Judge Leibovitz is in fundamental agreement with the prosecution on the question of collective punishment. Her dismissal of one of the eight charges was only due to the fact that the evidence the prosecution had produced was so paltry that even she had admitted “no reasonable juror” would convict the defendants. Meanwhile, she has consistently refused to take up any of the constitutional challenges put forward by the defense.

Last Wednesday, when defense attorney Jamie Heine reminded her that activities such as wearing black and marching were both protected under the First Amendment, Leibovitz snapped, “I’m really asking you to focus in on the facts, not just to state constitutional principles. What [the jury] must decide is whether the defendants have committed the offenses charged.”

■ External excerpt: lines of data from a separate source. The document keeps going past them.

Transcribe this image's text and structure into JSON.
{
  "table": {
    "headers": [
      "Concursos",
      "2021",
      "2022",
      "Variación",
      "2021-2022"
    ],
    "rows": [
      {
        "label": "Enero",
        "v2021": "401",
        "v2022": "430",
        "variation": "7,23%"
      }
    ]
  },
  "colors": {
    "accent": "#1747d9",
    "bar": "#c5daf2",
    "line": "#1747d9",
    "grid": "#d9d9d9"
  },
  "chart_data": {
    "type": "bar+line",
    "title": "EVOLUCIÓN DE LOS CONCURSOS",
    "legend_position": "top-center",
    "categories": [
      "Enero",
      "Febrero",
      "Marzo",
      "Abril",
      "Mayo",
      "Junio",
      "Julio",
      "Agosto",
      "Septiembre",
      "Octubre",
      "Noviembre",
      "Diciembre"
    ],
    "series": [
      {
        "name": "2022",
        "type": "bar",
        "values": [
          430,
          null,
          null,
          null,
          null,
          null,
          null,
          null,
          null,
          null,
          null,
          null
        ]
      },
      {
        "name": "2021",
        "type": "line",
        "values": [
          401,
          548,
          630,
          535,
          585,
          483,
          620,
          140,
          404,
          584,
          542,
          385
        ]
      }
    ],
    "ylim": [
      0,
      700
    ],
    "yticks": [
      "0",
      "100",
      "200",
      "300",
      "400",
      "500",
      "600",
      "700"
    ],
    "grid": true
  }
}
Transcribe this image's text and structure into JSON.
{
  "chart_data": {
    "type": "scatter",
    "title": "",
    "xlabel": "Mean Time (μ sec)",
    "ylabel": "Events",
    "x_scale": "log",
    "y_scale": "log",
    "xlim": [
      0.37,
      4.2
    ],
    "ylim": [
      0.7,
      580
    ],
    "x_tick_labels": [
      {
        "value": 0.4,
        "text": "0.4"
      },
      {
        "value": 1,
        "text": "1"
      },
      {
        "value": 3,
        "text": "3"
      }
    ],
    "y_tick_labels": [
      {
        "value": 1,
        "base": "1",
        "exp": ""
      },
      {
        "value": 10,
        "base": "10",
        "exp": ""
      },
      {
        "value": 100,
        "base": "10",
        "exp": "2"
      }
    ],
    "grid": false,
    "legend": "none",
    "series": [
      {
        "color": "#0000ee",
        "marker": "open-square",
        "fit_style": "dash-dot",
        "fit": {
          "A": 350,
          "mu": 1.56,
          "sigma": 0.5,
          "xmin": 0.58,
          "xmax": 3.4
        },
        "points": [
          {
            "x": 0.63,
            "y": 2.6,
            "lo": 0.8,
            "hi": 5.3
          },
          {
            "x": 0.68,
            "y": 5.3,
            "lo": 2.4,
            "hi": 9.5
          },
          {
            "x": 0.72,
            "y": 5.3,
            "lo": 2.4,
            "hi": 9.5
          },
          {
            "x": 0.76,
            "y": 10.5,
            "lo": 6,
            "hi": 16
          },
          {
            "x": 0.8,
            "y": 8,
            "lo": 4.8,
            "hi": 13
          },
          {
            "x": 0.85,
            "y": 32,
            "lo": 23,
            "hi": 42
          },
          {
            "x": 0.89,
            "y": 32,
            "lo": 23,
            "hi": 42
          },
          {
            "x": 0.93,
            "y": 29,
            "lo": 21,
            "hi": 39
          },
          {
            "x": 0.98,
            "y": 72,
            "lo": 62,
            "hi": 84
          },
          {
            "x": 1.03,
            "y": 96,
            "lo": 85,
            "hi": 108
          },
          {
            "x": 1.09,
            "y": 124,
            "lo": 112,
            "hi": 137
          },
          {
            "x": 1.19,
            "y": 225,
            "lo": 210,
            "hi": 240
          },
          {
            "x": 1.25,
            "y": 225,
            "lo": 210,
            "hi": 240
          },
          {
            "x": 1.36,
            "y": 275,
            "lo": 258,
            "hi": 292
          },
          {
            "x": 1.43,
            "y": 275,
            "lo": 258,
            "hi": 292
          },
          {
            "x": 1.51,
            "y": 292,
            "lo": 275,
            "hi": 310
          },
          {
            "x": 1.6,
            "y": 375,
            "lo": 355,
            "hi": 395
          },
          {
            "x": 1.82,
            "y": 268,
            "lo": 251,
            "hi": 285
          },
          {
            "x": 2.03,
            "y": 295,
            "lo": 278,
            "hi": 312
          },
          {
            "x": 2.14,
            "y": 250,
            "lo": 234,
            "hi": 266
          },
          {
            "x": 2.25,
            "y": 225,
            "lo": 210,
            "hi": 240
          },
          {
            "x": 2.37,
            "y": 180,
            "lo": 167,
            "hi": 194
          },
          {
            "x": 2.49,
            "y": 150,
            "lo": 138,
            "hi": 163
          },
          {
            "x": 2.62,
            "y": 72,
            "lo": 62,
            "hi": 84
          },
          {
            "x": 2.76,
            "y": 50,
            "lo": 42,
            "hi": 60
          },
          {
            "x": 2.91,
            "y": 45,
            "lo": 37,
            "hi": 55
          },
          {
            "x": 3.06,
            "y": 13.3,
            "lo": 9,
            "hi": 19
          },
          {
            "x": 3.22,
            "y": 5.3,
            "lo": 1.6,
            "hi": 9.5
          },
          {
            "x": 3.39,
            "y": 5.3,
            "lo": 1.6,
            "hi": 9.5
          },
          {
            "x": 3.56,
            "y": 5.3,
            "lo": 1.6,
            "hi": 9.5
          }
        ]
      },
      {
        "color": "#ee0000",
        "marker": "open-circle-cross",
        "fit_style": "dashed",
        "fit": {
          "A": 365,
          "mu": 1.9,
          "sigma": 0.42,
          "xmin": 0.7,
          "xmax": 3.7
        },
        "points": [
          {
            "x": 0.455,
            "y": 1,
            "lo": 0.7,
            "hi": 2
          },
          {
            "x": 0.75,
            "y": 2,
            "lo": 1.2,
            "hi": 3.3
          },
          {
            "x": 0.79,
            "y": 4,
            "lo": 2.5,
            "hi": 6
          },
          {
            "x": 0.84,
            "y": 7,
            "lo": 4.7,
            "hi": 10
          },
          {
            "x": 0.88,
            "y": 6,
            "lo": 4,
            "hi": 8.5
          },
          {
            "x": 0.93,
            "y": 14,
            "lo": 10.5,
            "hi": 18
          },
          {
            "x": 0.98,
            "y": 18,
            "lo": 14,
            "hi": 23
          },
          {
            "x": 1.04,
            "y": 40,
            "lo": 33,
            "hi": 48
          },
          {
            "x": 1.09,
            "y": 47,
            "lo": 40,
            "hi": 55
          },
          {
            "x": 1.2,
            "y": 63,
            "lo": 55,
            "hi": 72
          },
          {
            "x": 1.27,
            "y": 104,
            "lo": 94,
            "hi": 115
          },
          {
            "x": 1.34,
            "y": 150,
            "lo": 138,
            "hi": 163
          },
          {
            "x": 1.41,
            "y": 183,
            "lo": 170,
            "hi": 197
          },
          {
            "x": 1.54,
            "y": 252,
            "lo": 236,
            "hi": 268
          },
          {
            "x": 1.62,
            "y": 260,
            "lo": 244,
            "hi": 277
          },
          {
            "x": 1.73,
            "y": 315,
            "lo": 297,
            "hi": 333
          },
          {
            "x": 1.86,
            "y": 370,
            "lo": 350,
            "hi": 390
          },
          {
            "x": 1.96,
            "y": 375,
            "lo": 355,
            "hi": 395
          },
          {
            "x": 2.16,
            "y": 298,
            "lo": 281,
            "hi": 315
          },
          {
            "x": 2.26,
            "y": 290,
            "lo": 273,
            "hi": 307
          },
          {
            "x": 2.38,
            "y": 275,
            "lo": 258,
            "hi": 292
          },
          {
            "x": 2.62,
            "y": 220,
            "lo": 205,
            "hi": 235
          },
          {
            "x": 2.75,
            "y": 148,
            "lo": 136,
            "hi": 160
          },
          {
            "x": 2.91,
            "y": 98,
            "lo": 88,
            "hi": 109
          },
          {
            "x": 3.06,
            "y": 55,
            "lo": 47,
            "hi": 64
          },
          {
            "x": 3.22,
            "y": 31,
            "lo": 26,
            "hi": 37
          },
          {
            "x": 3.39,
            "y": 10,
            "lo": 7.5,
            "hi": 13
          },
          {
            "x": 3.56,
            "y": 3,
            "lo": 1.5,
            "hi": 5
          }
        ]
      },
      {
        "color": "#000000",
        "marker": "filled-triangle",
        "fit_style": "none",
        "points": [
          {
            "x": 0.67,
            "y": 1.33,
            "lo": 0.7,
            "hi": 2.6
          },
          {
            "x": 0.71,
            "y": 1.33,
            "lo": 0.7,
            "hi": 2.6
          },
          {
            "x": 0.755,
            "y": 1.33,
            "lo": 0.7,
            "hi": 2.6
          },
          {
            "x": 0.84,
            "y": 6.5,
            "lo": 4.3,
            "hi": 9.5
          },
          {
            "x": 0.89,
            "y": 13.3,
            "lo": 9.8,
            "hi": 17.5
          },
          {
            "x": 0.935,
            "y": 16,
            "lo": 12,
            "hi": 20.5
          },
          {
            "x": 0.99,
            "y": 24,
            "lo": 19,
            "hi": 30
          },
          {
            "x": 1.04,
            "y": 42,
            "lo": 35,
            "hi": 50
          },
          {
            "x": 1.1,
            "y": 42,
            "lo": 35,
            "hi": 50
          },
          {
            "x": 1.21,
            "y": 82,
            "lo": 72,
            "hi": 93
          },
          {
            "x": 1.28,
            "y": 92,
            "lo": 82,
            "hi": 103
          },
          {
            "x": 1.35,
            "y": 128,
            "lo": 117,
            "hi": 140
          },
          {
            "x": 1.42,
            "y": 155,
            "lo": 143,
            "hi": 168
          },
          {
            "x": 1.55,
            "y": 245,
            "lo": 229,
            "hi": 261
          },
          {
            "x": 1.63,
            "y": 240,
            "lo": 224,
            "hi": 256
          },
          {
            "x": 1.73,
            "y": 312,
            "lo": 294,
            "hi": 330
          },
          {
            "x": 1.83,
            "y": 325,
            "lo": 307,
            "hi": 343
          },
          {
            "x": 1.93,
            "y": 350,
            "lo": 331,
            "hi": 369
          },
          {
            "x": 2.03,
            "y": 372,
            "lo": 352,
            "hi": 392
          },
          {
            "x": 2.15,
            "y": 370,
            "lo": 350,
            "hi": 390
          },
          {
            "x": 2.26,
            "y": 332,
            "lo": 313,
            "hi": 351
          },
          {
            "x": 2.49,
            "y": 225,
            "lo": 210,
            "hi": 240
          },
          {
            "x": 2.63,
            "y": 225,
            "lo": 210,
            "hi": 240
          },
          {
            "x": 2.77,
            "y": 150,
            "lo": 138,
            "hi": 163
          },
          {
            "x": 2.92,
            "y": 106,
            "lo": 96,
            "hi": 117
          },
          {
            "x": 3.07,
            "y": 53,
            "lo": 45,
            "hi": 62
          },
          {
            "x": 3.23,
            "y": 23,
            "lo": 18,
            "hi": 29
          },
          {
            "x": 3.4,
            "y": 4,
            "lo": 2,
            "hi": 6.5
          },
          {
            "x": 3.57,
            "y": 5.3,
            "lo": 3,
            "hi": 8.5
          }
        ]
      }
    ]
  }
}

This statement underscores the increasingly authoritarian and even overtly fascistic attitudes festering within the ruling class as a whole. The logic of the prosecution, likewise, bears a certain resemblance to the policies of group reprisal carried out by the Nazis during the Second World War against partisans, resistance groups and ethnic minorities in occupied territories. It is no coincidence that the concept of “collective punishment” is characterized as a war crime under the 1949 Geneva Convention.

It is within this context that one must view the trials. For the court, the outcome of sentencing is a matter of secondary importance. The primary objective of the state over the course of these trials is to put in place legal precedents that effectively criminalize dissent. The first right in the crosshairs of the state is the Freedom of Assembly granted by the First Amendment of the US Constitution.

It is improbable that all 194 defendants who will stand trial through the end of this year and the next will all be sentenced. This does not mean, however, that the court does not wish to make an example of them. Even with an acquittal, the defendants will have gone through what is likely one of the worst moments of their lives. Some defendants have already been fired from their jobs as a result of their arrests, while many others face the danger of harassment or even reprisal from far-right groups.

Elizabeth Lagesse, a defendant in a parallel anti-protester trial and former graduate student from Baltimore, announced at a press conference last month that “punishment has already been delivered” in the form of “the stress, the disruption in their lives.” The chaos inflicted on defendants’ lives has been “doing a lot of the job of suppressing speech, of suppressing dissent, of contaminating these people.”

The Democratic Party has remained silent on the issue over the course of the year. Not one leading Democratic official has spoken up on behalf of the protesters since their arrests on January 20. Such is the true character of the Democratic-led “resistance.” The Democratic Party is opposed to any pretense of mounting a defense of democratic rights. The opposition by Democrats to the Trump administration is of a purely superficial character, representing a rival faction of the ruling class currently embroiled in a conflict over which policies to pursue within the framework of US imperialism.

The Democrats’ lukewarm opposition to the Trump administration, currently centered on the bogus anti-Russia and sexual harassment campaigns, does not speak to any of the issues facing the broader layers of society. They fear that opposition to Trump could break out of the political straitjacket of “official” establishment politics and assume an independent character. What they dread most of all is the eruption of a mass movement of the working class.